I have downloaded the corpus of articles Aminar DBLP Version 11. The corpus is a huge text file (12GB) which each line is a self-contained JSON string:
'{"id": "100001334", "title": "Ontologies in HYDRA - Middleware for Ambient Intelligent Devices.", "authors": [{"name": "Peter Kostelnik", "id": "2702511795"}, {"name": "Martin Sarnovsky", "id": "2041014688"}, {"name": "Jan Hreno", "id": "2398560122"}], "venue": {"raw": "AMIF"}, "year": 2009, "n_citation": 2, "page_start": "43", "page_end": "46", "doc_type": "", "publisher": "", "volume": "", "issue": "", "fos": [{"name": "Lernaean Hydra", "w": 0.4178039}, {"name": "Database", "w": 0.4269269}, {"name": "World Wide Web", "w": 0.415332377}, {"name": "Ontology (information science)", "w": 0.459045082}, {"name": "Computer science", "w": 0.399807781}, {"name": "Middleware", "w": 0.5905041}, {"name": "Ambient intelligence", "w": 0.5440575}]}'
All JSON strings are new line separated.
When I open the file using PySpark, it returns a dataframe with one column containing JSON strings:
df = spark.read.text(path_to_data)
df.show()
+--------------------+
| value|
+--------------------+
|{"id": "100001334...|
|{"id": "100001888...|
|{"id": "100002270...|
|{"id": "100004108...|
|{"id": "10000571"...|
|{"id": "100007563...|
|{"id": "100008278...|
|{"id": "100008490...|
I need to access JSON fields to build my deep learning model.

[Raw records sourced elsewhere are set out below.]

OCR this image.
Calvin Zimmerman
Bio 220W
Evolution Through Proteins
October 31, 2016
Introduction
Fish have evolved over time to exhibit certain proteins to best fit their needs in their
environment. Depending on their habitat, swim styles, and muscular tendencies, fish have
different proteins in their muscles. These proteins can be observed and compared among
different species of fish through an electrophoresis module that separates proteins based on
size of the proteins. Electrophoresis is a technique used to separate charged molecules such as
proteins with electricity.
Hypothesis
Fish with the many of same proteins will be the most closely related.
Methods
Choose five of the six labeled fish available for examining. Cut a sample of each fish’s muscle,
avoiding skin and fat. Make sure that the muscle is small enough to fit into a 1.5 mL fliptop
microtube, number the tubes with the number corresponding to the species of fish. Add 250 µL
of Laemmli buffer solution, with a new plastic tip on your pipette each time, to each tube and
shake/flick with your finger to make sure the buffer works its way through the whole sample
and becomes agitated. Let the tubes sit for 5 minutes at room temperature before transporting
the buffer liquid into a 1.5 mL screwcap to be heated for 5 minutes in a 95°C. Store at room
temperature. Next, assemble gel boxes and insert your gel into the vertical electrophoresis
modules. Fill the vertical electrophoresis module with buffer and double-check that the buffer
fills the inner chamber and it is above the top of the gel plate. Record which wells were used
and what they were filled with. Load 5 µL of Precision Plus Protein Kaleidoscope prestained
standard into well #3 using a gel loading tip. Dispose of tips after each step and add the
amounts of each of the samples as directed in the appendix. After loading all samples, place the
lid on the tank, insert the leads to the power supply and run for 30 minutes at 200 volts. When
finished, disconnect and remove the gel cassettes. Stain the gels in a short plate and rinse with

My first attempt was trying to open the file using JSON method as mentioned in this question:
df = spark.read.option("wholeFile", True).option("mode", "PERMISSIVE").json(path_to_data)
But all the proposed solutions took ages to run (more than 3h) with no results to show.
My second attempt was trying to parse a JSON object from JSON string to get a dataframe with columns as follows:
df = spark.read.text(path_to_data)
schema = StructType([StructField("id", StringType()), StructField("title", StringType()), StructField("authors", ArrayType(MapType(StringType(), StringType()))), StructField("venue", MapType(StringType(), StringType()), True), StructField("year", IntegerType(), True), StructField("keywords", ArrayType(StringType()), True), StructField("references", ArrayType(StringType()), True), StructField("n_citation", IntegerType(), True), StructField("page_start", StringType(), True), StructField("page_end", StringType(), True), StructField("doc_type", StringType(), True), StructField("lang", StringType(), True), StructField("publisher", StringType(), True), StructField("volume", StringType(), True), StructField("issue", StringType(), True), StructField("issn", StringType(), True), StructField("isbn", StringType(), True), StructField("doi", StringType(), True), StructField("pdf", StringType(), True), StructField("url", ArrayType(StringType()), True),
StructField("abstract", StringType(), True), StructField("indexed_abstract", StringType(), True)])
datajson = df.withColumn("jsonData", from_json(col("value"),schema)).select("jsonData.*")
But it returned the exception "cannot resolve column due to data type mismatch PySpark", even though the data types of each field in the schema are true (based on the official website of corpus here)
My third attempt was trying to parse the JSON string to Map data type:
casted = df.withColumn("value", from_json(df.value, MapType(StringType(),StringType())))
It gave me the following result:
root
|-- value: map (nullable = true)
| |-- key: string
| |-- value: string (valueContainsNull = true)
+--------------------+
| value|
+--------------------+
|{id -> 100001334,...|
|{id -> 1000018889...|
|{id -> 1000022707...|
|{id -> 100004108,...|
|{id -> 10000571, ...|
|{id -> 100007563,...|
|{id -> 100008278,...|
Now, each row is a valid JSON object which can be accessed as follows:
row = casted.first()
row.value['id']
row.value['title']
row.value['authors']
Now, my question is how to convert this dataframe of one column named 'value' to a dataframe with the columns mentioned above (id, title, authors, etc) based on JSON objects?